Desensitization regimens for drug allergy: state of the art in the 21st century


M. Castells, MD PhD, Drug Desensitization Unit, Harvard Medical School, Brigham and Women's Hospital, Boston, MA 02115, USA. E-mail:


Adverse reactions to drugs are increasingly being recognized as important contributions to disease in their own right as well as impediments to the best treatment of various conditions, including infectious, autoimmune, and neoplastic maladies. Rapid drug desensitization (RDD) is an effective mechanism for safely administering important medications while minimizing or entirely circumventing such adverse reactions in sensitized patients. We reviewed the literature on RDD in the last 10 years, including our experience from the Brigham and Women's Hospital Desensitization Program with hundreds of patients desensitized to a broad variety of drugs. RDD in our programme has been uniformly successful in patients with hypersensitivity reactions to antibiotics, chemotherapeutics, and monoclonal antibodies. Any reactions that occur during desensitization are generally much less severe than the initial hypersensitivity reaction to the drug, and patients have received the full dose of the desired medication 99.9% of the time out of (796) desensitizations.

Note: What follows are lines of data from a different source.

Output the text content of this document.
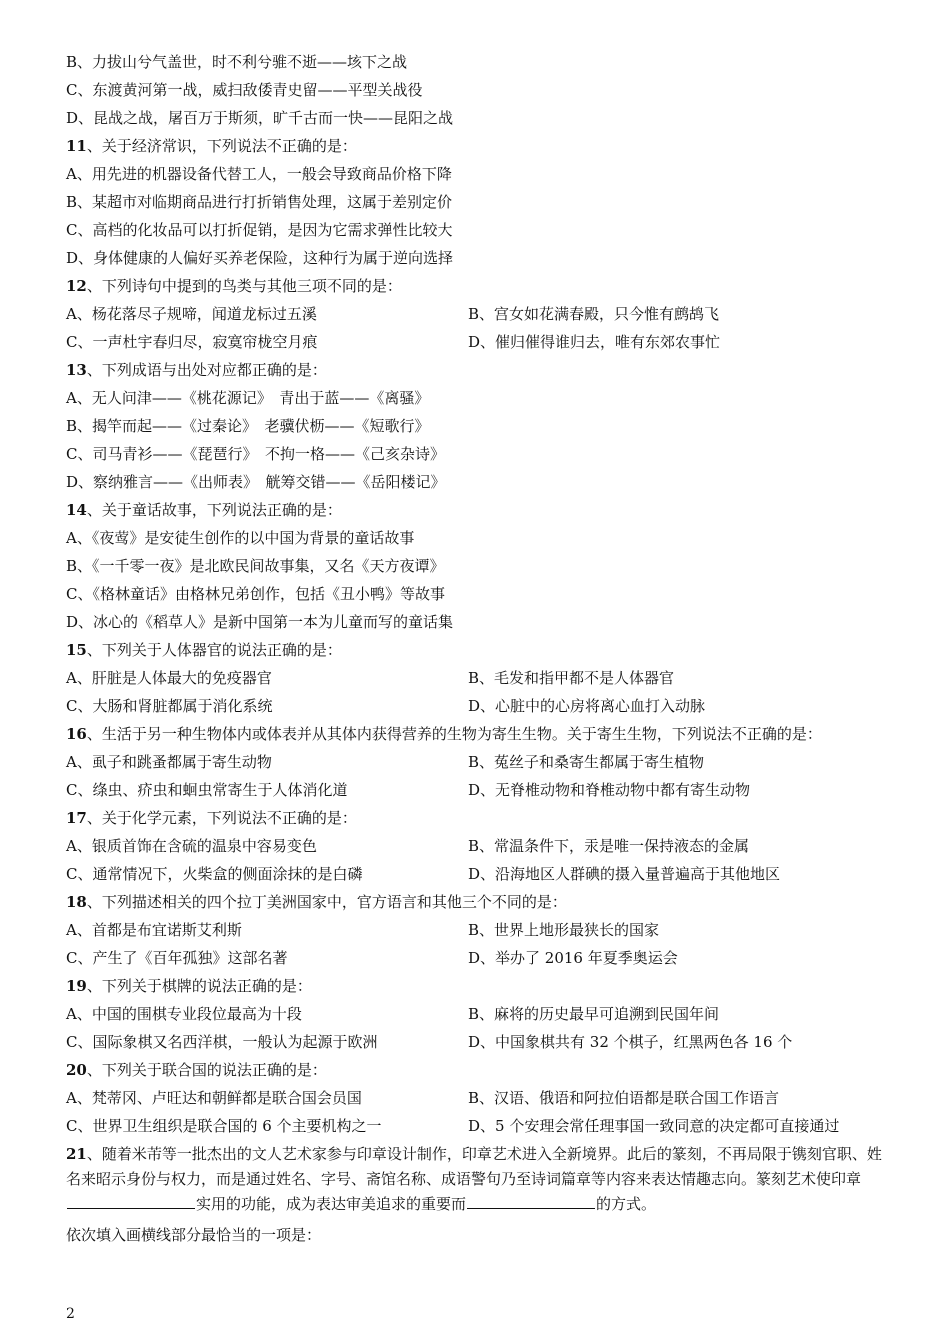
B、力拔山兮气盖世，时不利兮骓不逝——垓下之战
C、东渡黄河第一战，威扫敌倭青史留——平型关战役
D、昆战之战，屠百万于斯须，旷千古而一快——昆阳之战
11、关于经济常识，下列说法不正确的是：
A、用先进的机器设备代替工人，一般会导致商品价格下降
B、某超市对临期商品进行打折销售处理，这属于差别定价
C、高档的化妆品可以打折促销，是因为它需求弹性比较大
D、身体健康的人偏好买养老保险，这种行为属于逆向选择
12、下列诗句中提到的鸟类与其他三项不同的是：
A、杨花落尽子规啼，闻道龙标过五溪	B、宫女如花满春殿，只今惟有鹧鸪飞
C、一声杜宇春归尽，寂寞帘栊空月痕	D、催归催得谁归去，唯有东郊农事忙
13、下列成语与出处对应都正确的是：
A、无人问津——《桃花源记》　青出于蓝——《离骚》
B、揭竿而起——《过秦论》　老骥伏枥——《短歌行》
C、司马青衫——《琵琶行》　不拘一格——《己亥杂诗》
D、察纳雅言——《出师表》　觥筹交错——《岳阳楼记》
14、关于童话故事，下列说法正确的是：
A、《夜莺》是安徒生创作的以中国为背景的童话故事
B、《一千零一夜》是北欧民间故事集，又名《天方夜谭》
C、《格林童话》由格林兄弟创作，包括《丑小鸭》等故事
D、冰心的《稻草人》是新中国第一本为儿童而写的童话集
15、下列关于人体器官的说法正确的是：
A、肝脏是人体最大的免疫器官	B、毛发和指甲都不是人体器官
C、大肠和肾脏都属于消化系统	D、心脏中的心房将离心血打入动脉
16、生活于另一种生物体内或体表并从其体内获得营养的生物为寄生生物。关于寄生生物，下列说法不正确的是：
A、虱子和跳蚤都属于寄生动物	B、菟丝子和桑寄生都属于寄生植物
C、绦虫、疥虫和蛔虫常寄生于人体消化道	D、无脊椎动物和脊椎动物中都有寄生动物
17、关于化学元素，下列说法不正确的是：
A、银质首饰在含硫的温泉中容易变色	B、常温条件下，汞是唯一保持液态的金属
C、通常情况下，火柴盒的侧面涂抹的是白磷	D、沿海地区人群碘的摄入量普遍高于其他地区
18、下列描述相关的四个拉丁美洲国家中，官方语言和其他三个不同的是：
A、首都是布宜诺斯艾利斯	B、世界上地形最狭长的国家
C、产生了《百年孤独》这部名著	D、举办了 2016 年夏季奥运会
19、下列关于棋牌的说法正确的是：
A、中国的围棋专业段位最高为十段	B、麻将的历史最早可追溯到民国年间
C、国际象棋又名西洋棋，一般认为起源于欧洲	D、中国象棋共有 32 个棋子，红黑两色各 16 个
20、下列关于联合国的说法正确的是：
A、梵蒂冈、卢旺达和朝鲜都是联合国会员国	B、汉语、俄语和阿拉伯语都是联合国工作语言
C、世界卫生组织是联合国的 6 个主要机构之一	D、5 个安理会常任理事国一致同意的决定都可直接通过
21、随着米芾等一批杰出的文人艺术家参与印章设计制作，印章艺术进入全新境界。此后的篆刻，不再局限于镌刻官职、姓名来昭示身份与权力，而是通过姓名、字号、斋馆名称、成语警句乃至诗词篇章等内容来表达情趣志向。篆刻艺术使印章实用的功能，成为表达审美追求的重要而	的方式。
依次填入画横线部分最恰当的一项是：
2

To date, there have been no fatalities. RDD is a safe and highly effective method for treating sensitized patients with the optimal pharmacologic agents. Its use should be expanded, but because patient safety is paramount, protocols must be created, reviewed, and overseen by allergist–immunologists with special training and experience in modern techniques of desensitization.

Cite this as: A. Liu, L. Fanning, H. Chong, J. Fernandez, D. Sloane, M. Sancho-Serra and M. Castells, Clinical & Experimental Allergy, 2011 (41) 1679–1689.